Chapter 80 of 239 · 614 words · ~3 min read

IV.

The ghosts of departed mortals are usually the late personal acquaintances of the people who see them. But sometimes they are strangers whom nobody knows, and concerning whom everybody is curious. Two such ghosts haunted the streets of Ebbw Vale, in Glamorganshire, in January, 1877. One was in the shape of an old woman, the other in that of a girl child. Timid people kept indoors after nightfall, and there were many who believed thoroughly in the ghostly character of the mysterious visitors. Efforts were made to catch them, but they eluded capture. It was hinted by materialists that they were thieves; by unbelievers in spiritualism that they had perhaps escaped from a seance in some adjoining town. These ghosts, however, are not very interesting. A cultivated moderner can have no satisfaction in forming the acquaintance of a seance ghost; it is quite otherwise in the case of a respectable old family goblin which has haunted a friend's house in the most orthodox manner for centuries. Such ghosts are numerous in Wales, and quite faithfully believed in by selected individuals. Indeed one of the highest claims to a dignified antiquity that can be put in by a Welsh family mansion, is the possession of a good old-fashioned blood-curdling spectre--like that, for example, which has haunted Duffryn House, a handsome stone manse near Cardiff, for the past two hundred years and more. This is the ghost of the doughty admiral Sir Thomas Button, famed in his day as an Arctic navigator. Since his death he has faithfully haunted (so the local farm folk say) the cellar and the garden of Duffryn House, where he lived, when he did live, which was in the 17th century. He has never been known to appear in hall or chamber of the mansion, within the memory of man, but has been seen hovering over the beer butt or tun in the cellar, commemorated in his name, and walking in the flower-garden of a fine windy night.

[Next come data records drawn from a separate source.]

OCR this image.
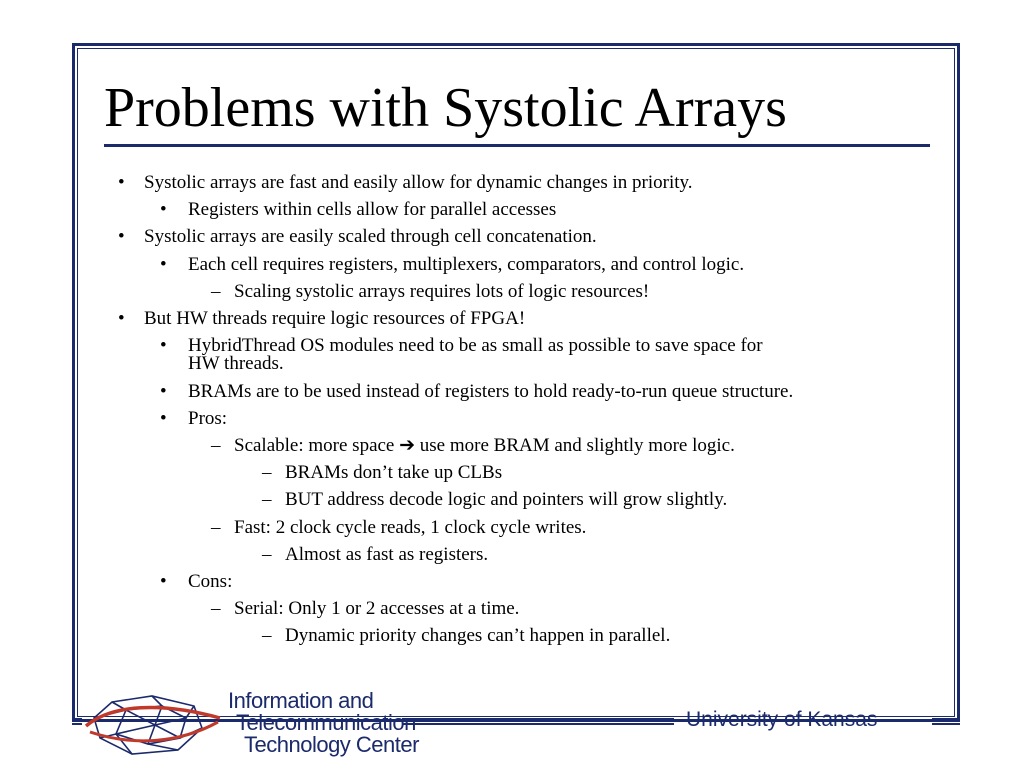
Problems with Systolic Arrays
• Systolic arrays are fast and easily allow for dynamic changes in priority.
• Registers within cells allow for parallel accesses
• Systolic arrays are easily scaled through cell concatenation.
• Each cell requires registers, multiplexers, comparators, and control logic.
– Scaling systolic arrays requires lots of logic resources!
• But HW threads require logic resources of FPGA!
• HybridThread OS modules need to be as small as possible to save space for
HW threads.
• BRAMs are to be used instead of registers to hold ready-to-run queue structure.
• Pros:
– Scalable: more space ➔ use more BRAM and slightly more logic.
– BRAMs don’t take up CLBs
– BUT address decode logic and pointers will grow slightly.
– Fast: 2 clock cycle reads, 1 clock cycle writes.
– Almost as fast as registers.
• Cons:
– Serial: Only 1 or 2 accesses at a time.
– Dynamic priority changes can’t happen in parallel.
University of Kansas
Information and
Telecommunication
Technology Center
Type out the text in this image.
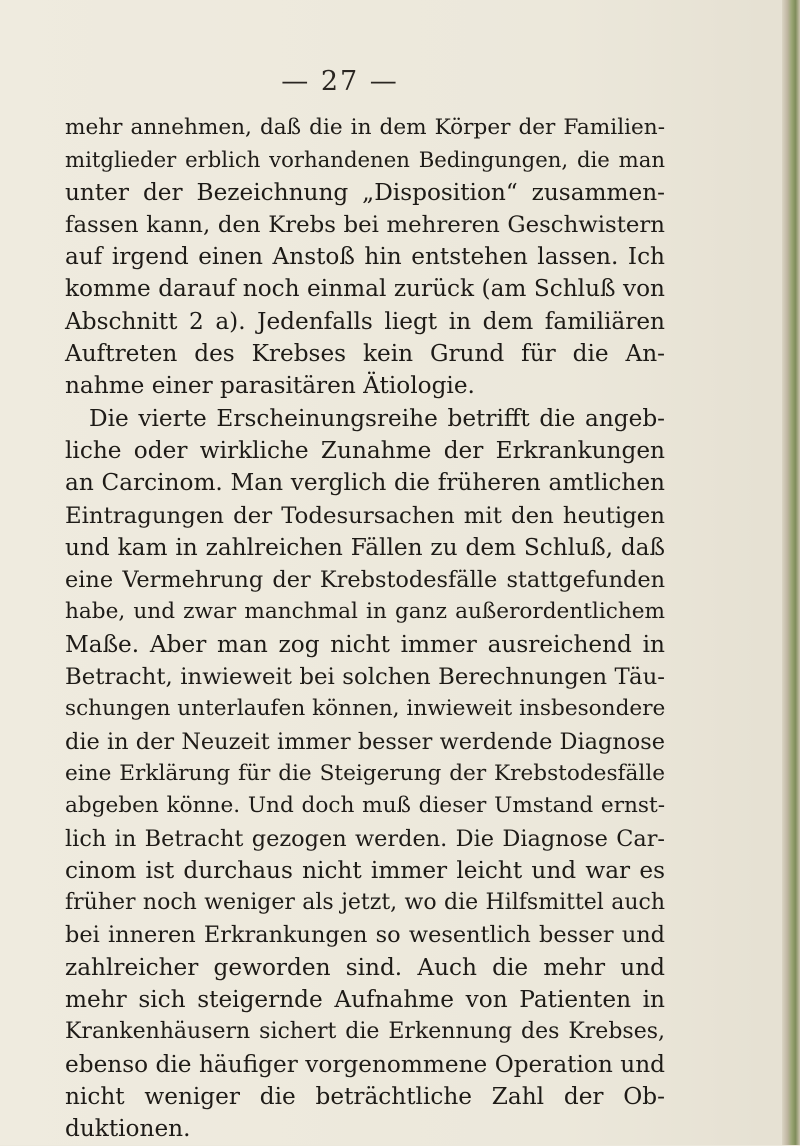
— 27 —
mehr annehmen, daß die in dem Körper der Familien-
mitglieder erblich vorhandenen Bedingungen, die man
unter der Bezeichnung „Disposition“ zusammen-
fassen kann, den Krebs bei mehreren Geschwistern
auf irgend einen Anstoß hin entstehen lassen. Ich
komme darauf noch einmal zurück (am Schluß von
Abschnitt 2 a). Jedenfalls liegt in dem familiären
Auftreten des Krebses kein Grund für die An-
nahme einer parasitären Ätiologie.
Die vierte Erscheinungsreihe betrifft die angeb-
liche oder wirkliche Zunahme der Erkrankungen
an Carcinom. Man verglich die früheren amtlichen
Eintragungen der Todesursachen mit den heutigen
und kam in zahlreichen Fällen zu dem Schluß, daß
eine Vermehrung der Krebstodesfälle stattgefunden
habe, und zwar manchmal in ganz außerordentlichem
Maße. Aber man zog nicht immer ausreichend in
Betracht, inwieweit bei solchen Berechnungen Täu-
schungen unterlaufen können, inwieweit insbesondere
die in der Neuzeit immer besser werdende Diagnose
eine Erklärung für die Steigerung der Krebstodesfälle
abgeben könne. Und doch muß dieser Umstand ernst-
lich in Betracht gezogen werden. Die Diagnose Car-
cinom ist durchaus nicht immer leicht und war es
früher noch weniger als jetzt, wo die Hilfsmittel auch
bei inneren Erkrankungen so wesentlich besser und
zahlreicher geworden sind. Auch die mehr und
mehr sich steigernde Aufnahme von Patienten in
Krankenhäusern sichert die Erkennung des Krebses,
ebenso die häufiger vorgenommene Operation und
nicht weniger die beträchtliche Zahl der Ob-
duktionen.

It is noteworthy that in Wales it is by no means necessary that a house should be tenantless, mortally speaking, merely because a ghost haunts it. The dreary picture of desolation drawn by Hood, the all-sufficient explanation of which was--

... the place is haunted!

would not recall the smug tidiness of Duffryn House, whose clean-cut lawns and well-trimmed hedges are fit surroundings of a mansion where luxurious comfort reigns. A ghost which confines itself to the cellar and the garden need disturb neither the merrymaking nor the slumbers of the guests.

St. Donat's Castle is down on the southern coast of Glamorganshire, in a primitive region not yet profaned by railroads, nor likely to be perhaps for many years to come. It is owned and inhabited by a worthy gentleman whose ancestors for seven centuries sleep in the graveyard under the old castle wall. Its favourite ghost--for to confine this or any other ancient Welsh castle to a single ghost would be almost disrespectful--is that of Lady Stradling, who was done away with by some of her family in those wicked old times when families did not always dwell in peace together. This ghost makes a practice of appearing when any mishap is about to befall a member of the house of Stradling--the direct line of which is, however, extinct, a fact not very well apprehended among the neighbouring peasantry. She wears high-heeled shoes and a long trailing gown of the finest silk. In this guise doth she wander up and down the long majestic halls and chambers, and, while she wanders, the castle hounds refuse to rest, but with their howlings raise all the dogs of the village under the hill.